Аппетит улетучился раньше, чем опустела тарелка. Я отложила вилку.
Что я тут делаю? Почему мирно сижу, вместо того, чтобы расцарапать охотнику физиономию?
Словно поняв, о чем я думаю, взгляд золотистых глаз задержался на моих руках. Я отодвинула тарелку, открылась и закрылась дверь, в кухню вернулась… как ее там? Валентина Падловна?
― Спасибо, все было очень вкусно, ― проговорила я, когда она посмотрела на недоеденный кусок мяса, складка на лбу стала еще глубже.

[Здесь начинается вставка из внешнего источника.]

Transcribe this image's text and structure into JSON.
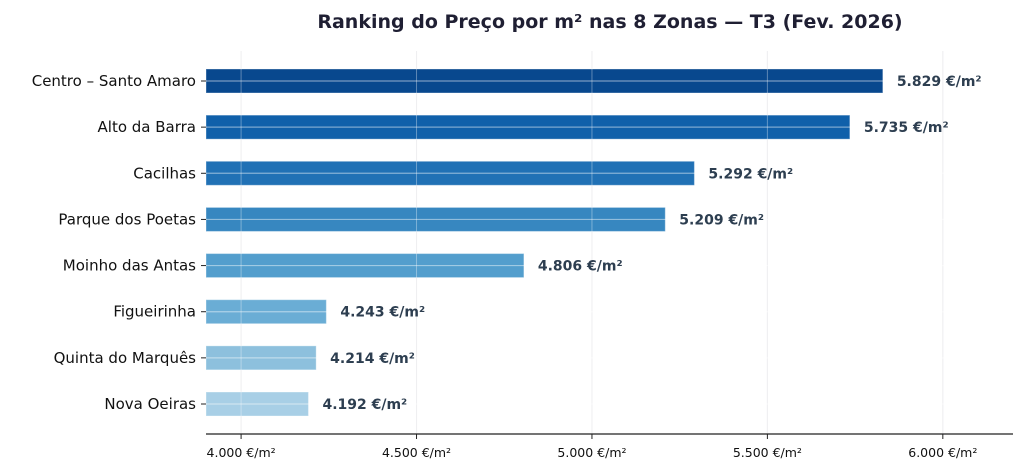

― Вот, переоденься, ― женщина положила на стол что-то хлопковое с пуговицами и ромашками по ткани.
― Спасибо, ― я с готовностью вскочила и…
… одним движением стащила платье. Переодеваться, так переодеваться. Жаль только, что белья на мне не было, бюстгальтер я не надела, а трусики остались на память тому парню в отеле. Хотя вру, ни капельки не жаль.
Бабка охнула и перекрестилась. Занятно.
Охотник был куда сдержаннее на эмоции. Он откинулся на спинку стула, окидывая меня взглядом от кончиков пальцев ног до макушки. А потом обратно.
― Заканчивай цирк, ― лениво произнес он.
Слишком лениво. Лишь слегка изменилась интонация. Настолько слегка, что человек бы ничего не услышал.
Я склонилась к мужчине, накрывая его ладонь своей. Моя грудь оказалась прямо напротив его глаз. Пусть хорошенько рассмотрит то, отчего отказывается. Рука охотника едва заметно дрогнула, пульс замедлился, чтобы пуститься вскачь. Мои соски тут же напряглись…
Наверное, тот глоток коньяка был лишним, или я слишком воодушевилась, поняв не настолько безразлична мужчине, как тот пытался показать. А может, еще что, но я совершила ошибку.
― А ты не такой неуязвимый, каким кажешься, Денис…
Я еще не успела договорить, а тарелка уже полетела в одну сторону, а стол в другую. Зазвенела и рассыпалась стеклами столешница. Крепкие пальцы обхватили мою ладонь. Он дернул меня к себе. Я ударилась коленями о его стул и упала, осколки впились в голые ступни. Второй рукой охотник схватил меня за волосы, заставляя меня задрать голову.
― Скажу один раз, сук… суккуба, ― он дернул так, что у меня на глаза навернулись слезы, ― Во-первых, я запрещаю произносить мое имя, а во-вторых… Можешь вертеть задом как угодно. Можешь гордиться этим, но даже если я снизойду до грязи вроде тебя и трахну в ту дырку, что ты сейчас с таким усердием демонстрируешь, это ничего не изменит. Тебя ждет уютная могилка метра на два.
Я судорожно выдохнула, потому что знала, что последует за этим. Он отбросит меня, как грязную тряпку. Отбросит и перешагнет, а вечером вернется и тогда я смогу до хрипа выкрикивать его имя, и сотню других до кучи, это уже не будет иметь никакого значения.